Isinya adalah.... notifikasi bahwa puisi yang saya kirimkan dinobatkan sebagai pemenang. Horeeeee... :D

Berhubung dihubung-hubungkan, tanggal 9 September kemarin adalah hari ultah saya, maka saya menganggap kemenangan ini sebagai salah satu hadiah ultah tahun ini. :)
Hadiahnya memang tidak 'wah', tapi buat saya ini sih alhamdulillah sesuatu banget... *Syahrini syndrome :p



Untuk melihat daftar pemenang semua kategori dalam kontes ini, silakan klik di sini.
Puisinya berjudul The Broken House.


The Broken House
By Neni Iryani

Raspy whisper of wind is still rumbling
through a house fallen into a ruin
one night storm made it rubble–
salient proof of fall.
I now rare to know
if resiliency
will rummage
the broken
house!


Hadiahnya adalah review atau komentar gratis dari editor dan juri lomba sebagai berikut (link-nya klik di sini):


This poem is the clear winner of this contest due to the open-ended appeal that reaches into the lives of many who face tragedy. “The Broken House” can apply to anyone whether what they face is the actual loss of a home due to fire or the metaphorical home of one’s soul. No matter the case, he or she facing destruction often wonder, sometimes with anger, if the house will be rebuilt – if it is rebuilt, will it be what we hope, fall short, or become a palace. To write a poem that reaches everyone can lead to such general language that it seems to speak to no one. “The Broken House” walks a fine line that opens the door for the world to walk in while creating an enjoyable seat indoors to get comfortable. There is a sadness in the poem’s end that whispers of doubt. Reality is a brilliant tool in poetry even if people think dreamscapes don’t need it – often it is essential.
-The Watch Me Bounce Editorial Staff


Selain itu, puisi ini akan di-publish di watchmebounce.com selama satu bulan ke depan.

***

Sedikit sharing tentang perihal penulisan puisi ini, jika dilihat dari bentuk, puisi ini disebut Nonet. Ini adalah nonet pertama yang pernah saya tulis, dalam rangka mengikuti prompt menulis oleh One Stop Poetry.
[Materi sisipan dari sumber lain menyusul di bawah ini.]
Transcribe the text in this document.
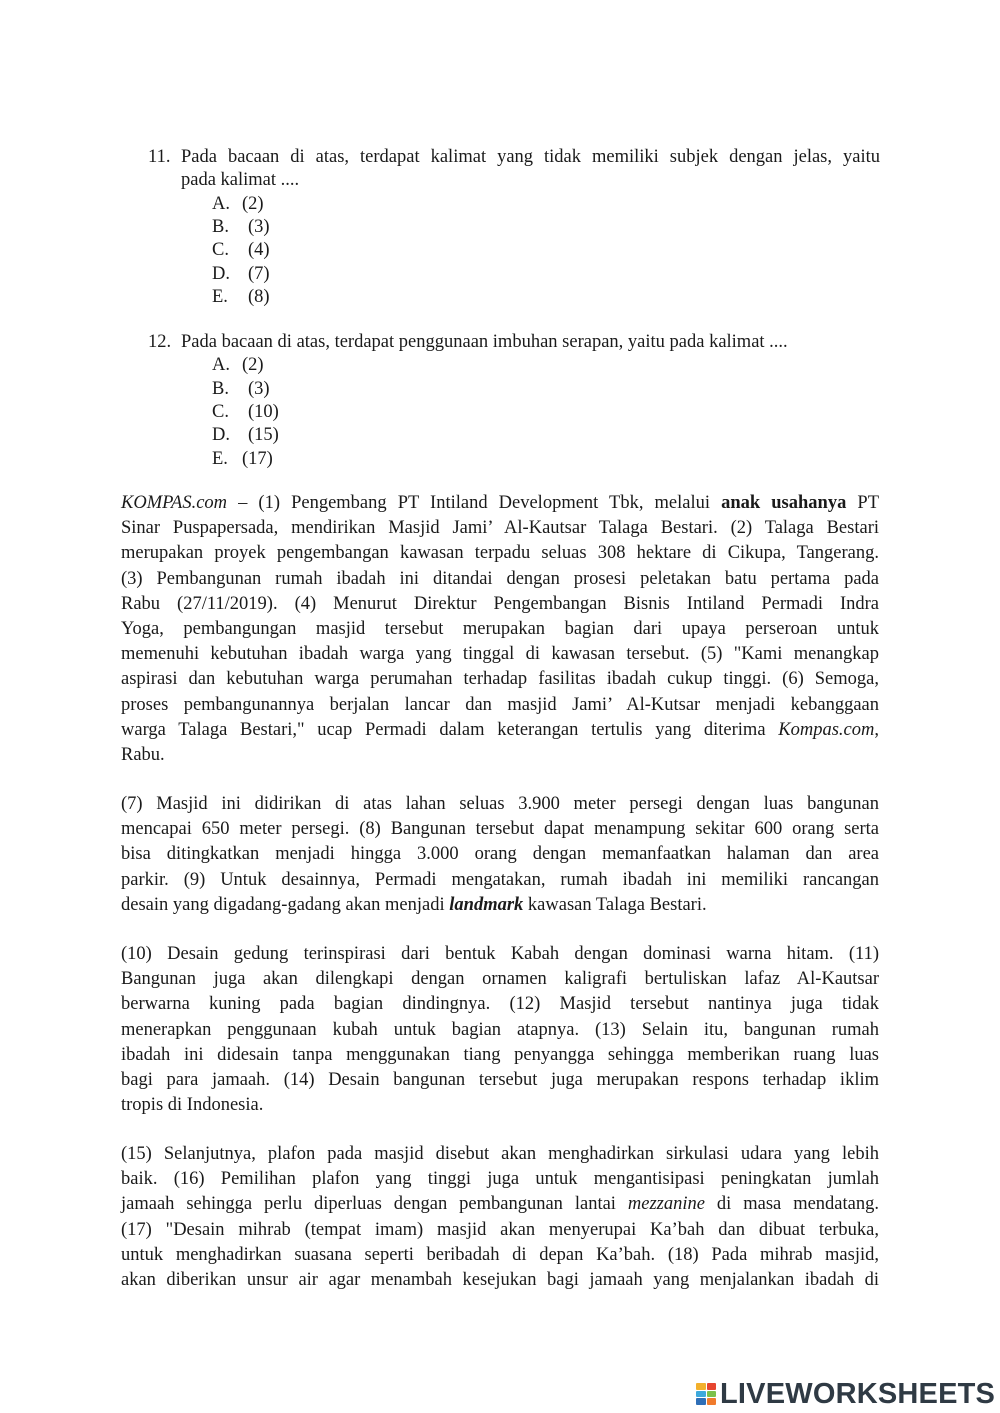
11. Pada bacaan di atas, terdapat kalimat yang tidak memiliki subjek dengan jelas, yaitu
pada kalimat ....
A. (2)
B.	(3)
C.	(4)
D. (7)
E.	(8)
12. Pada bacaan di atas, terdapat penggunaan imbuhan serapan, yaitu pada kalimat ....
A. (2)
B.	(3)
C.	(10)
D. (15)
E. (17)
KOMPAS.com – (1) Pengembang PT Intiland Development Tbk, melalui anak usahanya PT
Sinar Puspapersada, mendirikan Masjid Jami’ Al-Kautsar Talaga Bestari. (2) Talaga Bestari
merupakan proyek pengembangan kawasan terpadu seluas 308 hektare di Cikupa, Tangerang.
(3) Pembangunan rumah ibadah ini ditandai dengan prosesi peletakan batu pertama pada
Rabu (27/11/2019). (4) Menurut Direktur Pengembangan Bisnis Intiland Permadi Indra
Yoga, pembangungan masjid tersebut merupakan bagian dari upaya perseroan untuk
memenuhi kebutuhan ibadah warga yang tinggal di kawasan tersebut. (5) "Kami menangkap
aspirasi dan kebutuhan warga perumahan terhadap fasilitas ibadah cukup tinggi. (6) Semoga,
proses pembangunannya berjalan lancar dan masjid Jami’ Al-Kutsar menjadi kebanggaan
warga Talaga Bestari," ucap Permadi dalam keterangan tertulis yang diterima Kompas.com,
Rabu.
(7) Masjid ini didirikan di atas lahan seluas 3.900 meter persegi dengan luas bangunan
mencapai 650 meter persegi. (8) Bangunan tersebut dapat menampung sekitar 600 orang serta
bisa ditingkatkan menjadi hingga 3.000 orang dengan memanfaatkan halaman dan area
parkir. (9) Untuk desainnya, Permadi mengatakan, rumah ibadah ini memiliki rancangan
desain yang digadang-gadang akan menjadi landmark kawasan Talaga Bestari.
(10) Desain gedung terinspirasi dari bentuk Kabah dengan dominasi warna hitam. (11)
Bangunan juga akan dilengkapi dengan ornamen kaligrafi bertuliskan lafaz Al-Kautsar
berwarna kuning pada bagian dindingnya. (12) Masjid tersebut nantinya juga tidak
menerapkan penggunaan kubah untuk bagian atapnya. (13) Selain itu, bangunan rumah
ibadah ini didesain tanpa menggunakan tiang penyangga sehingga memberikan ruang luas
bagi para jamaah. (14) Desain bangunan tersebut juga merupakan respons terhadap iklim
tropis di Indonesia.
(15) Selanjutnya, plafon pada masjid disebut akan menghadirkan sirkulasi udara yang lebih
baik. (16) Pemilihan plafon yang tinggi juga untuk mengantisipasi peningkatan jumlah
jamaah sehingga perlu diperluas dengan pembangunan lantai mezzanine di masa mendatang.
(17) "Desain mihrab (tempat imam) masjid akan menyerupai Ka’bah dan dibuat terbuka,
untuk menghadirkan suasana seperti beribadah di depan Ka’bah. (18) Pada mihrab masjid,
akan diberikan unsur air agar menambah kesejukan bagi jamaah yang menjalankan ibadah di
LIVEWORKSHEETS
Nonet adalah puisi yang terdiri dari 9 baris. Baris pertama terdiri dari 9 suku kata (ingat: suku kata, bukan kata!). Baris kedua harus terdiri dari 8 suku kata, baris ketiga memiliki 7 suku kata, dan begitu seterusnya hingga nanti pada baris ke-9 (baris terakhir) hanya ada 1 kata saja. Jika disederhanakan, jumlah suku kata dari baris pertama hingga terakhir adalah: 9-8-7-6-5-4-3-2-1.

Berhubung pemenggalan suku kata dalam Bahasa Inggris sangatlah berbeda dengan pemenggalan dalam Bahasa Indonesia (ya iya lah!) dan saya belum paham pola pemenggalannya, maka saya menulis puisi ini dengan mengandalkan kamus. Saat itu, saya berkutat di bagian huruf 'r'. Maka, jangan heran jika di puisi ini mengandung banyak kata yang dimulai dengan huruf 'r'. Jadi, sekarang kalian tahu, saya mencari-cari kata yang menarik buat saya di bagian huruf 'r', yang kemudian dihitung-hitung jumlah suku katanya, lalu dipadukan dengan kata lain hingga ia bisa punya makna atau maksud, kemudian 'disesuaikan' grammarnya, dsb. agar memenuhi syarat sebagai sebuah Nonet.

Puisi (Nonet) ini, sebelumnya sudah pernah saya publish di blog ini. Beberapa waktu kemudian, saya membaca pengumuman tentang lomba yang diadakan Watchmebounce.com dengan tema resilience. Kebetulan sekali, ada kata resiliency di puisi ini, yang berarti sesuai dengan tema. Maka, tanpa gundah dan ragu, saya langsung mengirimkannya via email. Kurang lebih sebulan kemudian, editor lomba memilihnya sebagai pemenang debut Watch Me Bounce Contest yang mengusung tema utama resilience.


***

Watch Me Bounce adalah online literary magazine berbasis di Kolombia, Amerika Serikat. Pendiri sekaligus Editor-in-chief website ini adalah Rocky Reichman. Ia merintis online magazine ini sejak usianya 15 tahun. Ia kini sedang menimba ilmu di bangku kuliah, mengambil jurusan psikologi. Muda sekali, ya? Nah untuk profil lengkapnya bisa baca di sini.
Related Posts Plugin for WordPress, Blogger...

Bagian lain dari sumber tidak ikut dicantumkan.